Application Number | 20060072077 11/188718 |
Document ID | / |
Family ID | 36125159 |
Filed Date | 2006-04-06 |
United States Patent
Application |
20060072077 |
Kind Code |
A1 |
Yoon; Seok-il ; et
al. |
April 6, 2006 |
Rear projector
Abstract
A rear projector that can be made slim and compact and can
prevent image reversal. The rear projector includes a cathode ray
tube to scan light and generate an image, a projection lens unit to
magnify and project the image generated by the cathode ray tube, a
screen on which the projected image is formed, and a reflection
optical system interposed between the projection lens unit and the
screen to change a path of projected light. The cathode ray tube
and the reflection optical system are arranged such that a raster
direction of the cathode ray tube and a direction along which the
image is formed on the screen are parallel or substantially
parallel to each other.
Inventors: |
Yoon; Seok-il; (Seo-gu,
KR) ; Kim; Sung-gi; (Suwon-si, KR) ; Kah;
Young-il; (Suwon-si, KR) |
Correspondence
Address: |
STANZIONE & KIM, LLP
919 18TH STREET, N.W.
SUITE 440
WASHINGTON
DC
20006
US
|
Family ID: |
36125159 |
Appl. No.: |
11/188718 |
Filed: |
July 26, 2005 |
Current U.S.
Class: |
353/77 |
Current CPC
Class: |
H04N 5/7408 20130101;
H04N 9/3141 20130101; G03B 21/10 20130101; G03B 21/28 20130101 |
Class at
Publication: |
353/077 |
International
Class: |
G03B 21/28 20060101
G03B021/28 |
Foreign Application Data
Date |
Code |
Application Number |
Oct 5, 2004 |
KR |
2004-79244 |
Claims
1. A rear projector, comprising: a cathode ray tube to scan light
and generate an image; a projection lens unit to magnify and
project the image generated by the cathode ray tube; a screen on
which the projected image is formed; and a reflection optical
system interposed between the projection lens unit and the screen
to change a path of the magnified and projected image, wherein the
cathode ray tube and the reflection optical system are arranged
such that a raster direction of the cathode ray tube and a
direction along which the image is formed on the screen are
parallel or substantially parallel to each other.
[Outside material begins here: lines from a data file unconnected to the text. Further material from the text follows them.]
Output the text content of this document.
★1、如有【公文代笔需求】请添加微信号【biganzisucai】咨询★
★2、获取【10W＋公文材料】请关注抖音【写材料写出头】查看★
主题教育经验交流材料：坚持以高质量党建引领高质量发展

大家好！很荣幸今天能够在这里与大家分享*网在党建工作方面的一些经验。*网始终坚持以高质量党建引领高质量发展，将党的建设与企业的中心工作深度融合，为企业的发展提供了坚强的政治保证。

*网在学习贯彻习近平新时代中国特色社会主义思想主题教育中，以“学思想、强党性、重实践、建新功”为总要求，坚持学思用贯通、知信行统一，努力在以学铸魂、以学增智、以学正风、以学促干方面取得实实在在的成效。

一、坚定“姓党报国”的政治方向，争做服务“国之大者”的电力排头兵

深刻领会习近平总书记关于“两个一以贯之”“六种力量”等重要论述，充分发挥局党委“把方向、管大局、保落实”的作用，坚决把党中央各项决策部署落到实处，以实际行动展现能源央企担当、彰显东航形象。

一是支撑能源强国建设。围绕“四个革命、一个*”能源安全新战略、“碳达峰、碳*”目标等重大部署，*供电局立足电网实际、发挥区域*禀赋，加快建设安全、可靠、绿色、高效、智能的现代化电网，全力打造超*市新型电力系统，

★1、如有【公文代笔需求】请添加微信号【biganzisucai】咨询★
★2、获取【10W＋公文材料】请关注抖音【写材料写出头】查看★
2. The rear projector of claim 1, wherein when a raster of the
cathode ray tube and the image formed on the screen are drawn at
the same point, the raster direction of the cathode ray tube and
the direction along which the image is formed on the screen form an
angle of between 0 to 5.degree..
3. The rear projector of claim 2, wherein the reflection optical
system comprises: a first reflecting mirror disposed at a first
angle with respect to a first direction of the rear projector to
face the projection lens unit and to reflect an incident image; and
a second reflecting mirror disposed at a second angle with respect
to the first direction of the rear projector and between the first
reflecting mirror and the screen to reflect the image reflected by
the first reflecting mirror to the screen.
4. The rear projector of claim 3, wherein the first reflecting
mirror and the second reflecting mirror are angled in opposite
directions with respect to the first direction of the rear
projector.
5. The rear projector of claim 4, wherein the first direction of
the rear projector corresponds with a depthwise direction of the
rear projector.
6. The rear projector of claim 3, wherein the cathode ray tube and
the projection lens unit are disposed under a space between the
screen and the second reflecting mirror.
7. The rear projector of claim 1, wherein the reflection optical
system comprises: a first reflecting mirror disposed at a first
angle with respect to a first direction of the rear projector to
face the projection lens unit to reflect an incident image; and a
second reflecting mirror disposed at a second angle with respect to
the first direction of the rear projector and between the first
reflecting mirror and the screen to reflect the image reflected by
the first reflecting mirror to the screen.
8. The rear projector of claim 7, wherein the first reflecting
mirror and the second reflecting mirror are angled in opposite
directions with respect to the first direction of the rear
projector.
9. The rear projector of claim 7, wherein the cathode ray tube and
the projection lens unit are disposed under a space between the
screen and the second reflecting mirror.
10. The rear projector of claim 7, wherein the second reflecting
mirror is disposed above the first reflecting mirror.
11. The rear projector of claim 7, wherein the first reflecting
mirror is smaller than the second reflecting mirror and is
positioned closer to the cathode ray tube than the second
reflecting mirror.
12. The rear projector of claim 1, wherein the projection lens unit
reverses the image generated by the cathode ray tube.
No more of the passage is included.